The cost of a 10-year driver licence will rise to €55 from next January, Minister for Transport Leo Varadkar has said.

He added that a three-year licence, available only to those over 60, would cost €35 and a one-year €25. Responsibility for the driver licence service would be transferred to the Road Safety Authority from January 12th. The new fees would reduce the authority’s dependence on exchequer funding.

First increase

He said the new fee compared favourably with the €85 cost in Spain, €62 in Britain and more than €100 in Australia.

“It is also better value than a ten-year Irish passport, which costs €80,” Mr Varadkar added. “The new fees represent the first licence fee increase since 2001.” Mr Varadkar, speaking during the budget debate, said there had been a one-off provision of an additional €36 million to CIÉ this year, and the company was currently preparing a revised five-year business plan to address its financial situation.

“The emergency bailout cannot be repeated next year, because I just do not have the money,” he added.

“However, it has provided some breathing space to the CIÉ group to implement its recovery plan by selling assets, rationalising services, securing new borrowing facilities and reducing labour and other costs.” Taoiseach Enda Kenny said the budget was about building on the progress of the past 18 months to create more jobs and support small Irish businesses.
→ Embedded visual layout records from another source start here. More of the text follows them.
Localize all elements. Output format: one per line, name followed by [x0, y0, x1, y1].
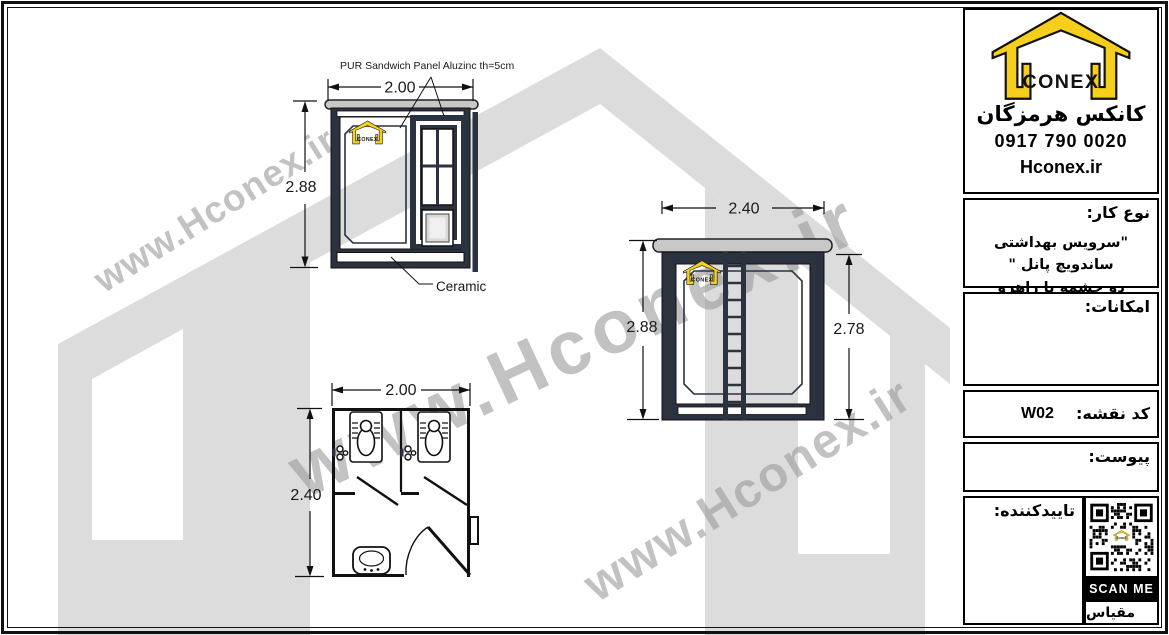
- front-height-dim: 2.88: [285, 179, 316, 196]
- wall-logo: [349, 121, 386, 144]
- plan-depth-dim: 2.40: [290, 487, 321, 504]
- wall-vent-box: [470, 517, 478, 544]
- side-height-right-dim: 2.78: [833, 321, 864, 338]
- stall-door-swing: [357, 477, 398, 505]
- ceramic-note: Ceramic: [436, 279, 487, 294]
- front-width-dim: 2.00: [384, 80, 415, 97]
- entry-door: [406, 527, 470, 575]
- drawing-sheet: CONEX www.Hconex.ir www.Hconex.ir www.Hc…: [0, 0, 1169, 635]
- panel-note: PUR Sandwich Panel Aluzinc th=5cm: [340, 60, 514, 72]
- squat-toilet: [350, 412, 382, 462]
- ceramic-strip: [337, 253, 464, 263]
- side-width-dim: 2.40: [728, 201, 759, 218]
- door-leaf: [428, 527, 470, 575]
- floor-plan-view: 2.00 2.40: [290, 382, 478, 577]
- door: [410, 115, 467, 249]
- side-height-left-dim: 2.88: [626, 319, 657, 336]
- side-elevation-view: 2.40 2.88 2.78: [626, 201, 864, 421]
- roof-cap: [653, 239, 832, 252]
- squat-toilet: [418, 412, 450, 462]
- door-swing-arc: [406, 527, 428, 575]
- stall-door-swing: [424, 477, 467, 505]
- side-wall-return: [473, 112, 479, 272]
- sink: [353, 547, 390, 574]
- plan-width-dim: 2.00: [385, 382, 416, 399]
- front-elevation-view: 2.00 2.88 PUR Sandwich Panel Aluzinc th=…: [285, 60, 514, 294]
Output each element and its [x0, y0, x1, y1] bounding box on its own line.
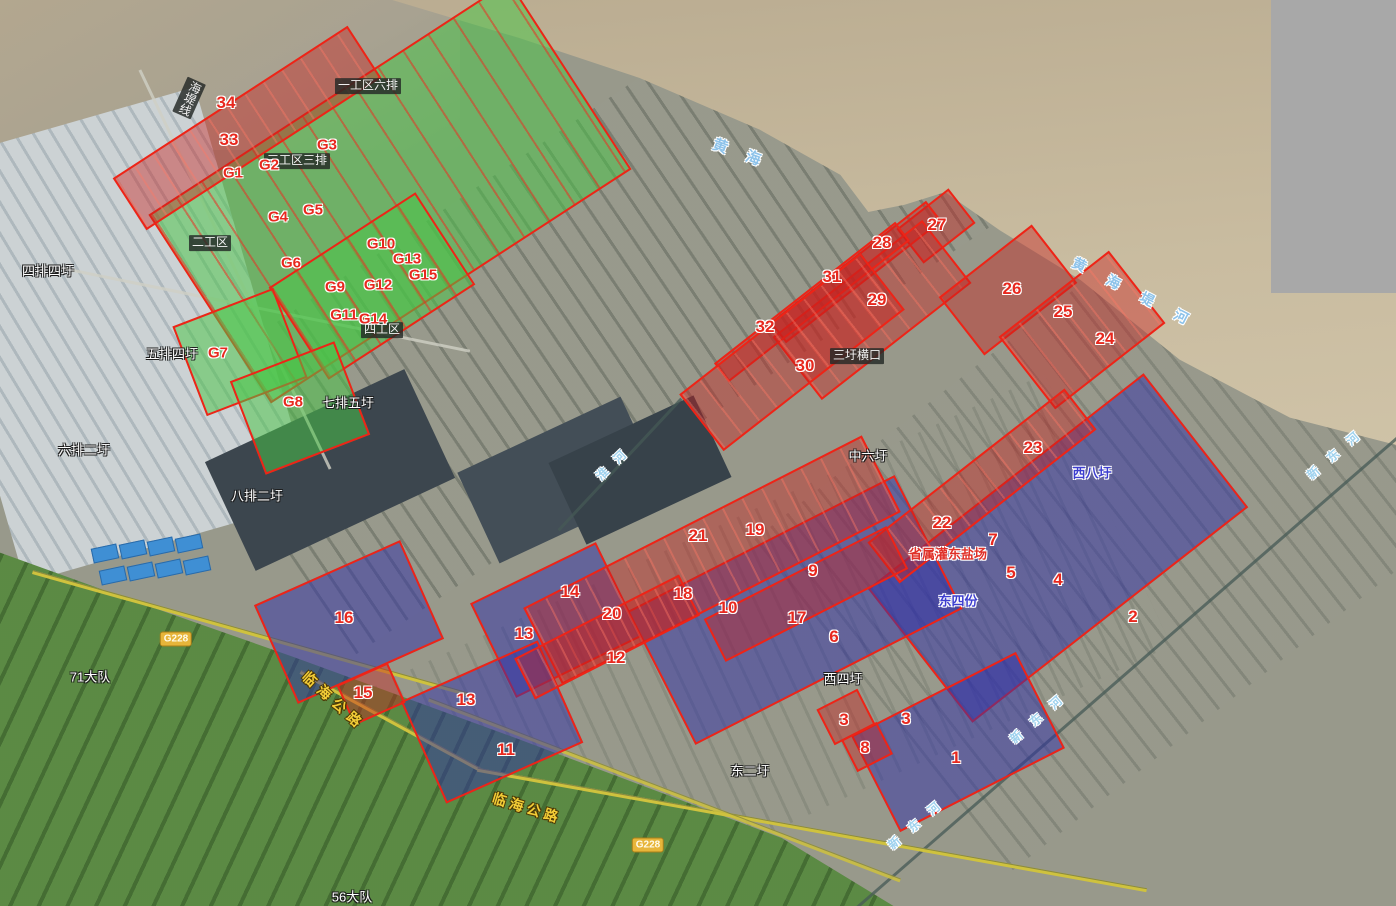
parcel-number-G9: G9: [325, 278, 345, 295]
parcel-number-27: 27: [928, 215, 947, 235]
place-label: 六排二圩: [58, 444, 110, 459]
place-label: 四排四圩: [22, 265, 74, 280]
parcel-number-10: 10: [719, 598, 738, 618]
place-label: 56大队: [332, 891, 372, 906]
parcel-number-G4: G4: [268, 208, 288, 225]
zone-label: 东四份: [938, 595, 977, 610]
parcel-number-G12: G12: [364, 276, 392, 293]
parcel-number-2: 2: [1128, 607, 1137, 627]
place-label: 71大队: [70, 671, 110, 686]
parcel-number-24: 24: [1096, 329, 1115, 349]
parcel-number-8: 8: [860, 738, 869, 758]
zone-label: 西八圩: [1072, 467, 1111, 482]
satellite-map: 一工区六排三工区三排二工区四工区三圩横口海堤线四排四圩五排四圩七排五圩六排二圩八…: [0, 0, 1396, 906]
parcel-number-G5: G5: [303, 201, 323, 218]
place-label: 五排四圩: [146, 348, 198, 363]
saltworks-label: 省属灌东盐场: [909, 548, 987, 563]
place-label: 东二圩: [730, 765, 769, 780]
parcel-number-26: 26: [1003, 279, 1022, 299]
parcel-number-G14: G14: [359, 310, 387, 327]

It introduced further measures to support Irish business and sustain economic recovery.

“As in our first budget, we have not raised income tax,” Mr Kenny added.

“We want to make work pay for families.” He said that supporting small and medium-sized businesses, which had a presence in every townland across the country, was absolutely essential to get Ireland working again.

“Therein lies the key to Ireland’s future prosperity,” he added. “The 10-point tax plan for small business is therefore a central feature of this year’s budget.”

Financial stability

Tánaiste Eamon Gilmore said the first step on the route to recovery was to restore financial stability and rebuild the economy’s creditworthiness.

“Such was the extent of the property bubble that this year, even after all the consolidation we have done, the Government will take in €12.6 billion less that it will spend,” he added.

“We will borrow €42 million per day to finance the State.” Fianna Fáil leader Micheál Martin said Fine Gael and Labour had abandoned their promises and introduced by far the most regressive and unfair budget in many years, as shown in independent assessments.